Macron se rend en Nouvelle-Calédonie pour faire face à la crise sur un territoire instable

Martin Goujon

Macron se rend en Nouvelle-Calédonie pour faire face à la crise sur un territoire instable

PARIS — Le président français Emmanuel Macron a embarqué mardi soir pour un vol de 25 heures vers la Nouvelle-Calédonie, dans le but de reprendre le contrôle d’une crise en cours suite à une violente insurrection sur le territoire français.

L’archipel, situé à plus de 15 000 kilomètres de la France métropolitaine, est devenu une priorité absolue pour le gouvernement parisien après une semaine de violentes manifestations qui ont fait six morts.

Même si le niveau de violence a baissé ces derniers jours depuis que l’État français a appelé des milliers de policiers et de militaires supplémentaires, les tensions entre les partisans de l’indépendance de la Nouvelle-Calédonie et les loyalistes français restent à leur plus haut niveau depuis des décennies.

L’enjeu pour Macron est désormais de trouver une solution politique durable pour rétablir la paix sur le territoire du Pacifique Sud.

« Le calme revient, mais la situation n’est pas tout à fait revenue à la normale, et nous sommes conscients qu’il reste beaucoup à faire avant que les choses reviennent à la normale », a déclaré mardi la porte-parole du gouvernement, Prisca Thévenot, lors d’une conférence de presse. Le but de ce voyage, a déclaré le Premier ministre Gabriel Attal aux législateurs, est de « relancer le dialogue ».

Les manifestations ont été déclenchées par le vote de l’Assemblée nationale française permettant à tous les citoyens résidant en Nouvelle-Calédonie depuis plus de 10 ans d’élire le corps législatif local.

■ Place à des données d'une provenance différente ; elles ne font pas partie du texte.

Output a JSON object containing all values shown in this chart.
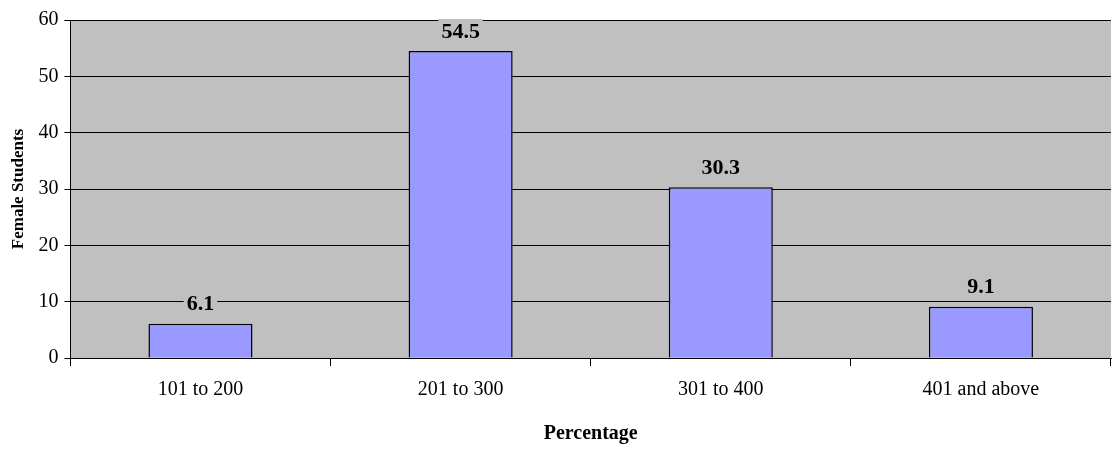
{
  "chart_data": {
    "type": "bar",
    "xlabel": "Percentage",
    "ylabel": "Female Students",
    "categories": [
      "101 to 200",
      "201 to 300",
      "301 to 400",
      "401 and above"
    ],
    "values": [
      6.1,
      54.5,
      30.3,
      9.1
    ],
    "color": "#9999ff",
    "ylim": [
      0,
      60
    ],
    "yticks": [
      0,
      10,
      20,
      30,
      40,
      50,
      60
    ],
    "grid": "y",
    "legend": false,
    "data_labels": true
  }
}
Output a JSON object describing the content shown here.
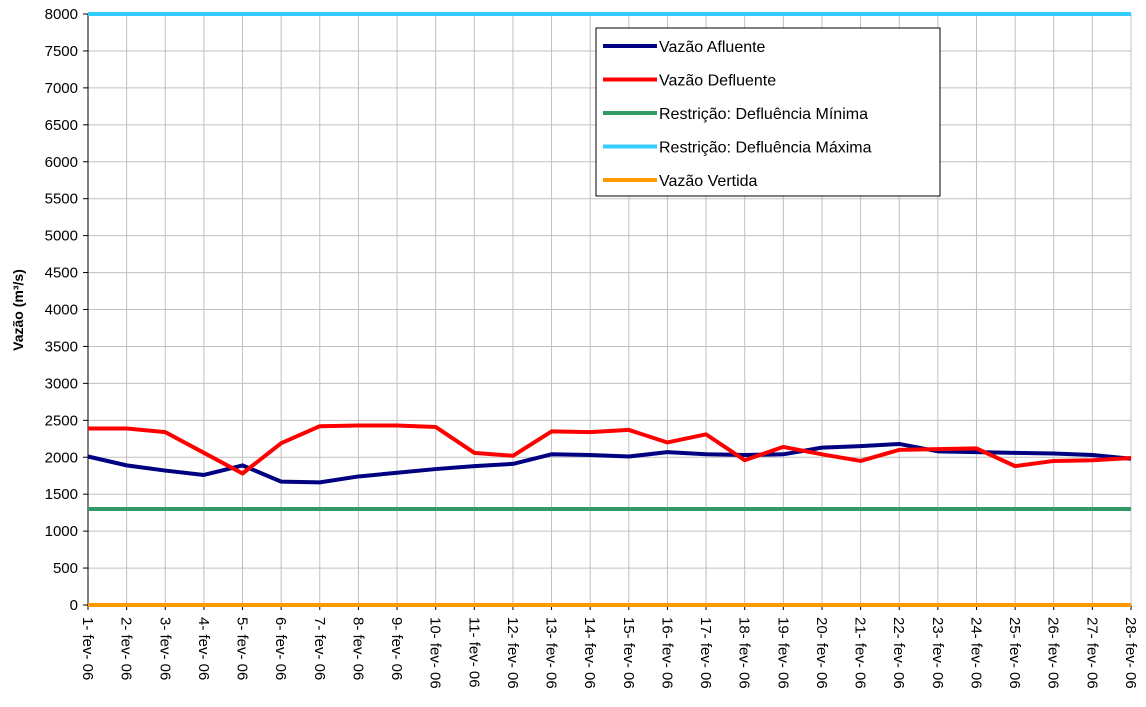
{
  "chart_data": {
    "type": "line",
    "title": "",
    "xlabel": "",
    "ylabel": "Vazão (m³/s)",
    "ylim": [
      0,
      8000
    ],
    "yticks": [
      0,
      500,
      1000,
      1500,
      2000,
      2500,
      3000,
      3500,
      4000,
      4500,
      5000,
      5500,
      6000,
      6500,
      7000,
      7500,
      8000
    ],
    "grid": true,
    "legend_position": "top-right",
    "categories": [
      "1- fev- 06",
      "2- fev- 06",
      "3- fev- 06",
      "4- fev- 06",
      "5- fev- 06",
      "6- fev- 06",
      "7- fev- 06",
      "8- fev- 06",
      "9- fev- 06",
      "10- fev- 06",
      "11- fev- 06",
      "12- fev- 06",
      "13- fev- 06",
      "14- fev- 06",
      "15- fev- 06",
      "16- fev- 06",
      "17- fev- 06",
      "18- fev- 06",
      "19- fev- 06",
      "20- fev- 06",
      "21- fev- 06",
      "22- fev- 06",
      "23- fev- 06",
      "24- fev- 06",
      "25- fev- 06",
      "26- fev- 06",
      "27- fev- 06",
      "28- fev- 06"
    ],
    "series": [
      {
        "name": "Vazão Afluente",
        "color": "#000080",
        "values": [
          2010,
          1890,
          1820,
          1760,
          1890,
          1670,
          1660,
          1740,
          1790,
          1840,
          1880,
          1910,
          2040,
          2030,
          2010,
          2070,
          2040,
          2030,
          2040,
          2130,
          2150,
          2180,
          2080,
          2070,
          2060,
          2050,
          2030,
          1980
        ]
      },
      {
        "name": "Vazão Defluente",
        "color": "#ff0000",
        "values": [
          2390,
          2390,
          2340,
          2060,
          1780,
          2190,
          2420,
          2430,
          2430,
          2410,
          2060,
          2020,
          2350,
          2340,
          2370,
          2200,
          2310,
          1960,
          2140,
          2040,
          1950,
          2100,
          2110,
          2120,
          1880,
          1950,
          1960,
          1990
        ]
      },
      {
        "name": "Restrição: Defluência Mínima",
        "color": "#339966",
        "values": [
          1300,
          1300,
          1300,
          1300,
          1300,
          1300,
          1300,
          1300,
          1300,
          1300,
          1300,
          1300,
          1300,
          1300,
          1300,
          1300,
          1300,
          1300,
          1300,
          1300,
          1300,
          1300,
          1300,
          1300,
          1300,
          1300,
          1300,
          1300
        ]
      },
      {
        "name": "Restrição: Defluência Máxima",
        "color": "#33ccff",
        "values": [
          8000,
          8000,
          8000,
          8000,
          8000,
          8000,
          8000,
          8000,
          8000,
          8000,
          8000,
          8000,
          8000,
          8000,
          8000,
          8000,
          8000,
          8000,
          8000,
          8000,
          8000,
          8000,
          8000,
          8000,
          8000,
          8000,
          8000,
          8000
        ]
      },
      {
        "name": "Vazão Vertida",
        "color": "#ff9900",
        "values": [
          0,
          0,
          0,
          0,
          0,
          0,
          0,
          0,
          0,
          0,
          0,
          0,
          0,
          0,
          0,
          0,
          0,
          0,
          0,
          0,
          0,
          0,
          0,
          0,
          0,
          0,
          0,
          0
        ]
      }
    ]
  }
}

Le droit de vote à ces élections était jusqu’à présent réservé aux citoyens installés dans l’archipel avant 1998 — date à laquelle le gouvernement français a lancé un processus d’autodétermination en Nouvelle-Calédonie — ou à leurs descendants.

Les forces indépendantistes affirment qu’élargir le corps électoral réduirait davantage l’influence de la population autochtone kanak, dont la part de la population a diminué depuis que la France a pris le contrôle du territoire il y a plus de 170 ans. Les partisans de la réforme y voient une nécessité démocratique, soulignant que les règles actuelles excluent même certains citoyens nés en Nouvelle-Calédonie du droit de vote.

Le changement nécessiterait un amendement constitutionnel et doit donc encore être approuvé par les législateurs des deux chambres du Parlement français lors d’une session ad hoc.

La décision de convoquer une telle session appartient à un seul homme : Macron.

Son plan : pousser les deux parties à négocier un accord pour mettre fin aux manifestations.

Dans une lettre envoyée la semaine dernière aux représentants calédoniens, pour et contre l’indépendance, le président français a qualifié la réforme du corps électoral de « principe démocratique ». Macron a ajouté qu’il était désormais « de sa responsabilité » de convoquer une session ad hoc, mais a ouvert la porte à l’abandon du projet de loi en faveur d’une réforme constitutionnelle plus large si les forces politiques locales parvenaient à trouver un accord.

Sous le départ de Macron, la stratégie n’a pas changé : un conseiller présidentiel a déclaré que Macron adopterait une « posture d’écoute », mais restait déterminé à convoquer les législateurs à un vote avant juillet à moins qu’il ne perçoive la possibilité d’un accord imminent. Il y a ici un équilibre délicat pour Macron car le report du vote pourrait être considéré comme une cession à la violence.

Les tentatives de médiation ont jusqu’à présent échoué : une réunion vidéo à trois entre les législateurs calédoniens des deux côtés du débat sur l’indépendance et Macron a été annulée la semaine dernière, la présidence française ayant déclaré que les responsables locaux n’étaient pas disposés à se parler.

Dans un communiqué, le Front de libération nationale kanak et socialiste indépendantiste a déclaré que « la seule réponse à cette crise est politique » et a appelé l’État français à mettre en place « une dernière étape dans le processus d’indépendance ». Nicolas Metzdorf, parlementaire farouchement anti-indépendantiste et membre du groupe Renaissance pro-Macron à l’Assemblée nationale, a déclaré qu’il resterait « vigilant pour garantir que les valeurs démocratiques que nous défendons soient défendues » lors des entretiens organisés lors de la visite de Macron.

Trois référendums sur l’indépendance de la Nouvelle-Calédonie ont eu lieu entre 2018 et 2021. Les électeurs ont choisi de rester en France lors des deux premiers votes, mais le troisième a été marqué par une faible participation, les séparatistes ayant appelé leurs partisans à boycotter le vote en raison du refus de l’État de le reporter en raison de la pandémie de Covid-19.